The NPs and LCSWs are “embedded” into a facility’s clinical team and are able to coordinate with the staff on a regular basis.
In addition to its on-site program, MPAC has a telehealth platform that is available to both rural facilities and those who need after hours assistance.
“MPAC’s telehealth capability has been equally as impactful, especially in rural communities, to identify changes in condition faster, and in many instances, prevent discharges to hospitals,” Dole said.
MPAC has also in some cases sent one NP and LCSW to cover multiple communities in areas that don’t have the volume for one full-time provider, he added.
And as the industry continues to find creative ways to recruit staff, in addition to retaining current employees, MPAC has been able to work around some of these challenges by building “a more robust recruiting function.”
“RNs and LPNs are incredibly challenging to recruit these days as are pretty much every other position, which is another reason why operators are turning to MPAC as a way to stabilize their clinical teams,” he said.
‘The larger the building the more effective we can be’
While there is a considerable amount of variability in the portfolio’s building size and quality mix, larger can be better in certain aspects, Dole said.
“The larger the building, the more effective we can be because there’s a larger population base our clinicians can care for,” Dole said. “We target larger buildings on average and then we also pay attention to geographic concentration so we can build more infrastructure in that market.”

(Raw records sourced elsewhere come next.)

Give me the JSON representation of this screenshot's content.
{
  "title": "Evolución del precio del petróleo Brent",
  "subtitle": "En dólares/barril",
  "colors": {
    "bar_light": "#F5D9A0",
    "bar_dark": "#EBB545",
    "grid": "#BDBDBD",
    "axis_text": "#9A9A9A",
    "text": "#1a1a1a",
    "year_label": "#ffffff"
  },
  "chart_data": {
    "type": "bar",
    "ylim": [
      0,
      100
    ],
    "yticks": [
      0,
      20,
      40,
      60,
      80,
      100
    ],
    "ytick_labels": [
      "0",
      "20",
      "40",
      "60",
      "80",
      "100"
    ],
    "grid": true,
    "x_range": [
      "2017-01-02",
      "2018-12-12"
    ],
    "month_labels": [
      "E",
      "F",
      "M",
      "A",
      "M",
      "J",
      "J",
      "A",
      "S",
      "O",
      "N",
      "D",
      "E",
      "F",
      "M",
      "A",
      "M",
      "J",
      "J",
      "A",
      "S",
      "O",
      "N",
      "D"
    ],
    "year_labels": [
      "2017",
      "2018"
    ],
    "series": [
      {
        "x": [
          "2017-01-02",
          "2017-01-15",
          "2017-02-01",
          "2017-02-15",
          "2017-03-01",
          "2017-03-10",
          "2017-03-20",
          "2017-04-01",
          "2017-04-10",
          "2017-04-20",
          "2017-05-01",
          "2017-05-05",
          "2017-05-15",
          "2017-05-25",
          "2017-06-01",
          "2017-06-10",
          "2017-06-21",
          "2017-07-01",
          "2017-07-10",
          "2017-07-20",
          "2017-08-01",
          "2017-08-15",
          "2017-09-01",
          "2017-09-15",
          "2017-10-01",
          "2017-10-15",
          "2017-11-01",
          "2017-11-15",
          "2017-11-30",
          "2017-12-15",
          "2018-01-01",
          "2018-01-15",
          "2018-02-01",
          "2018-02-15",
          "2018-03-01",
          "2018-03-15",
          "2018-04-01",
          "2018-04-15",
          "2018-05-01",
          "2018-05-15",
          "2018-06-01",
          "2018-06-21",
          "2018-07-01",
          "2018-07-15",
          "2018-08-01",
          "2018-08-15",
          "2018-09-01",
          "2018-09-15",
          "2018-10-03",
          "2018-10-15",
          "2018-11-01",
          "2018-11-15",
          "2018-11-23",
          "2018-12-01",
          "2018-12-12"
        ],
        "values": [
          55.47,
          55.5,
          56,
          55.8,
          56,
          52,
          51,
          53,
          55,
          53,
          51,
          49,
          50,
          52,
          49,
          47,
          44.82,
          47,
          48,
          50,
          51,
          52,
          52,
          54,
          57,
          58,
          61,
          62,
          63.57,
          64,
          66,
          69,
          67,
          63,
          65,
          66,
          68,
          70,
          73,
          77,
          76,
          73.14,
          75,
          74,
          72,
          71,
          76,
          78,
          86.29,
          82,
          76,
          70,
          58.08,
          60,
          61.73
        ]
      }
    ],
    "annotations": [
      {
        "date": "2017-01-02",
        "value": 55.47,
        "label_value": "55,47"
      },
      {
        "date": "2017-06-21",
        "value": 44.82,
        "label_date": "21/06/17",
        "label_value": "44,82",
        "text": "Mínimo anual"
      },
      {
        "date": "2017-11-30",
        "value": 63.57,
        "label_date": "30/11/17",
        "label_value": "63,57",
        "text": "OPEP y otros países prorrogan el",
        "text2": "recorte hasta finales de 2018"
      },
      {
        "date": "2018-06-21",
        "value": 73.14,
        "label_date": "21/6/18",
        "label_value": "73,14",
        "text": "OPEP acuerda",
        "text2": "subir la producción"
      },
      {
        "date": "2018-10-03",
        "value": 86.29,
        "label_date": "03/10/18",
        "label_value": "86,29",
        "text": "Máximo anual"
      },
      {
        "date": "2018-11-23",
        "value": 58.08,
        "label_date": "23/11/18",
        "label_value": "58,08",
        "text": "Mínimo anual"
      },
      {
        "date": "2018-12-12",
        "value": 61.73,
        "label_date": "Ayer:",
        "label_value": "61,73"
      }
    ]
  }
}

Geographic concentration, scale, clinical sophistication and a desire to push the industry forward are considered key factors when pursuing a successful partnership, according to Dole.
And as skilled nursing providers look for ways to better position themselves in an increasingly value-based world, that’s a place where MPAC thrives, Martinez said.
“As I like to say it, we have to survive in a fee for service world, but our programs are really designed to thrive in value based care as the sort of needle continues to shift in that direction,” he said.
Dole said Birchwood ultimately invested in MPAC Healthcare because its value “fits squarely into the future of this industry.”
Raising capital for future growth
In addition to Birchwood’s growth on the clinical side through MPAC, the investment firm this year plans to raise capital in one fund that encompasses all of its investment activities.
This would include senior housing and SNF acquisitions, a venture component, as well as the acquisition of additional ancillary businesses, Dole said.
Birchwood already has a hospice company and a small home health company, in addition to the MPAC NP/LCSW program.
“As we assess other opportunities, we are looking for those areas where we can make the maximum impact on our stakeholders,” Dole said.
That will also likely include the improvement of the average quality of their physical plants through renovation, addition and replacement, in addition to acquisition.
This is all part of Birchwood’s plans to become not only the employer and provider of choice through clinical capabilities and culture, but also a best in class physical plant, Dole said.
“2022 is going to be a turning point for us as far as ancillary companies are concerned,” he said.